The Bulgarian Commission for Energy and Water Regulation (KEVR) has approved a 1% decrease in wholesale natural gas prices for June 2026, aligning with the proposal submitted by public supplier Bulgargaz in mid-May. As a result, the wholesale price has declined to 35.62 euros/MWh, excluding VAT and excise duties. This follows a 5% increase that was approved for May.
The current price level is now more than 10 euros/MWh (around 25%) lower than prices observed on major European gas trading hubs, marking the third consecutive month in which Bulgarian consumers have benefited from significantly cheaper gas compared to broader international markets.

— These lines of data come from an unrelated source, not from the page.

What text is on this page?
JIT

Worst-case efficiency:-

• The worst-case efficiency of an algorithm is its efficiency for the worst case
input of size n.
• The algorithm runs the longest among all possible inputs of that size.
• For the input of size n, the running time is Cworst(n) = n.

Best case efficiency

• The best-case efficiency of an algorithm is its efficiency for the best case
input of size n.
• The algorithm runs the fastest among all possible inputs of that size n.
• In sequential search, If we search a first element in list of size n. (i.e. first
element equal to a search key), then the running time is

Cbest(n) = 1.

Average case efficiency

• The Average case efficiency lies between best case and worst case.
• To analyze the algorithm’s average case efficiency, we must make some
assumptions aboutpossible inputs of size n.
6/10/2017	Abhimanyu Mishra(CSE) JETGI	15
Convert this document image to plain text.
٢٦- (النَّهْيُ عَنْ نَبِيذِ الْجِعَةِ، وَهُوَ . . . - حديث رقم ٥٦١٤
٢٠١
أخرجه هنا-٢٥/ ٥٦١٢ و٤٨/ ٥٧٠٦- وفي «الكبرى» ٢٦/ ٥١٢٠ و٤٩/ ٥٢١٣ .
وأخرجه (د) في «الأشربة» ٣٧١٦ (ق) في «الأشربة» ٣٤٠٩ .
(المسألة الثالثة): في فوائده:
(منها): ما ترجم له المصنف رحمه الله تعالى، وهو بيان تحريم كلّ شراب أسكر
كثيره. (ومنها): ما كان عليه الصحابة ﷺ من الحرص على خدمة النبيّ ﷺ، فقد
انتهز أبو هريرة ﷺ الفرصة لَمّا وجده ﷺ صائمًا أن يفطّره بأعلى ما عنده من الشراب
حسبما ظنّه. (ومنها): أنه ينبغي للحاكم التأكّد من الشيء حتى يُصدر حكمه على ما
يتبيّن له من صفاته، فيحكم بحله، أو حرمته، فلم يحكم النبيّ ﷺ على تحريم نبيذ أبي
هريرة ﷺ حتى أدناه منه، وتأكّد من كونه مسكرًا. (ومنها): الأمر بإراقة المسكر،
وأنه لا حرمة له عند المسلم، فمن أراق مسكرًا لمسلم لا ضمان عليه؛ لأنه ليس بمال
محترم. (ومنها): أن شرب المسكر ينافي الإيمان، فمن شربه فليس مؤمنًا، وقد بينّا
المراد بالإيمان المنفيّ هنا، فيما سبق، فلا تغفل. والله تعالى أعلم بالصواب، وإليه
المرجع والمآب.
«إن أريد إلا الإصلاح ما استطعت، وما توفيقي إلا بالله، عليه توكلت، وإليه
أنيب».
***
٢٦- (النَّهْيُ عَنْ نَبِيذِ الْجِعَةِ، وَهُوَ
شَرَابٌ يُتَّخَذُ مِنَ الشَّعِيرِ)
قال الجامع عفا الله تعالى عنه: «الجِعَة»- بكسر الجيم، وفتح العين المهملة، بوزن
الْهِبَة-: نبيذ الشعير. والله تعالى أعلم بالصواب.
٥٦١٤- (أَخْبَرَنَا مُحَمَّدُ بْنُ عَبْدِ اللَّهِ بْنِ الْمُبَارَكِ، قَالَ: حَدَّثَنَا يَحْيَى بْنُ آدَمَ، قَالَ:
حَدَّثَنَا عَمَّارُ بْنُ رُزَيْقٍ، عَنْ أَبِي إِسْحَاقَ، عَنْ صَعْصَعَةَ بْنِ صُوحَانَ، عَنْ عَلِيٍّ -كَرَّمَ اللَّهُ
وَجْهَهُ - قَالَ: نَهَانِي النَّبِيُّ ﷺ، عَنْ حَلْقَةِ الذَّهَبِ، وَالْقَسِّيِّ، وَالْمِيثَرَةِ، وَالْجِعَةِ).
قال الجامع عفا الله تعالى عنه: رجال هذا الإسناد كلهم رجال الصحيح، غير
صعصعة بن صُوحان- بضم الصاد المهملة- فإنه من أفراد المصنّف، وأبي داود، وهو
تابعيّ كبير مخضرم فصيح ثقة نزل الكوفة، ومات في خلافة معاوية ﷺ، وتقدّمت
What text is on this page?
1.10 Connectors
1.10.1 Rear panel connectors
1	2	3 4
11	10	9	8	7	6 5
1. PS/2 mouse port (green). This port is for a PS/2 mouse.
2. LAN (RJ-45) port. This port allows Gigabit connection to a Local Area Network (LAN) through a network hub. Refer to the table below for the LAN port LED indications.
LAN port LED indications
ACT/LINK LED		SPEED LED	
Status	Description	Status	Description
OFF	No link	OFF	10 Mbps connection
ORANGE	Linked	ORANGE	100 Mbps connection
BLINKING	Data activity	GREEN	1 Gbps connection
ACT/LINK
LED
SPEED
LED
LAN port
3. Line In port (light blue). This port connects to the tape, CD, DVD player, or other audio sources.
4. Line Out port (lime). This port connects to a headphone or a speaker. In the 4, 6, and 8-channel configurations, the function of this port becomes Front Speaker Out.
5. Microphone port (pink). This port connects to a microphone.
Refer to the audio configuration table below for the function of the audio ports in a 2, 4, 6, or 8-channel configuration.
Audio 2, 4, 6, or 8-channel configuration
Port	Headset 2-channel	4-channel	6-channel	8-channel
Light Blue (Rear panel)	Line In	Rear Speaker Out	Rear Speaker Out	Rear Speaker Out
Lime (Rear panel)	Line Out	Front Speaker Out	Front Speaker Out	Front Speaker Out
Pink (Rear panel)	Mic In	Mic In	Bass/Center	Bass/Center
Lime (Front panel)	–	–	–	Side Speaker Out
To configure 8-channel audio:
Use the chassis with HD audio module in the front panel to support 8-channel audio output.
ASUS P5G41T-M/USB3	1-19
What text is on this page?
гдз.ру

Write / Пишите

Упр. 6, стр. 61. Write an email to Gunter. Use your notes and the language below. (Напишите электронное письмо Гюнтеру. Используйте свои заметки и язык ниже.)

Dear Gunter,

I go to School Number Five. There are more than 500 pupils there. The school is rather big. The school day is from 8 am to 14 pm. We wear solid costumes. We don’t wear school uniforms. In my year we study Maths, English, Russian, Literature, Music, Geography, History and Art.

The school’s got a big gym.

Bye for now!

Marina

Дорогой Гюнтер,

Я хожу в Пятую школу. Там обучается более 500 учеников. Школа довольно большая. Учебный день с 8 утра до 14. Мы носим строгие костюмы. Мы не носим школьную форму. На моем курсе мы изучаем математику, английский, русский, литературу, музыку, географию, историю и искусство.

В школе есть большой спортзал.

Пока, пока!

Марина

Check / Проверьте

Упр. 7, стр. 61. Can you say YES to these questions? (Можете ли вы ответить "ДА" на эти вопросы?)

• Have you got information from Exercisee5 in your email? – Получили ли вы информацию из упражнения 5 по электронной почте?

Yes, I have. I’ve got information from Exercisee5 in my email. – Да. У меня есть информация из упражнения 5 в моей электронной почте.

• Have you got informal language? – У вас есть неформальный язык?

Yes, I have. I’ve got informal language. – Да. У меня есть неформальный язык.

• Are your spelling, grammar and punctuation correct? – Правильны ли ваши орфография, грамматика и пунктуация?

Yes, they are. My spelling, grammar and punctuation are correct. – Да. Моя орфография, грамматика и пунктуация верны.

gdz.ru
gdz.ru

A key driver behind this price stability remains Bulgaria’s long-term supply agreement with Azerbaijan. The full contracted volume of Azeri natural gas delivered via the Greece-Bulgaria interconnector (IGB) has been incorporated into the June pricing structure, helping to keep overall costs contained. In addition, supplementary supply has been secured through liquefied natural gas (LNG) purchases, with Bulgargaz acquiring cargoes via competitive tender processes, further strengthening diversification and supply security.
The approved pricing will apply to Bulgargaz sales to gas distribution companies as well as to licensed industrial consumers and district heating operators. Regulatory analysis indicates that Azerbaijani supplies have played a crucial role in insulating the Bulgarian market from the sharper price increases seen across other parts of Europe in recent months.
However, despite the current favorable conditions, market expectations point to potential upward pressure in the coming months. From July onward, the pricing formula under Bulgaria’s long-term agreement with Azerbaijan is expected to be revised, reflecting higher global oil prices recorded over the previous quarter.
Energy analysts also warn that broader market dynamics could contribute to rising gas costs. European countries are currently increasing storage injections ahead of the winter season, while global competition for LNG cargoes between Europe and Asia remains intense. Combined with ongoing geopolitical risks affecting major energy supply routes, these factors could lead to tighter market conditions and higher prices in the second half of the year.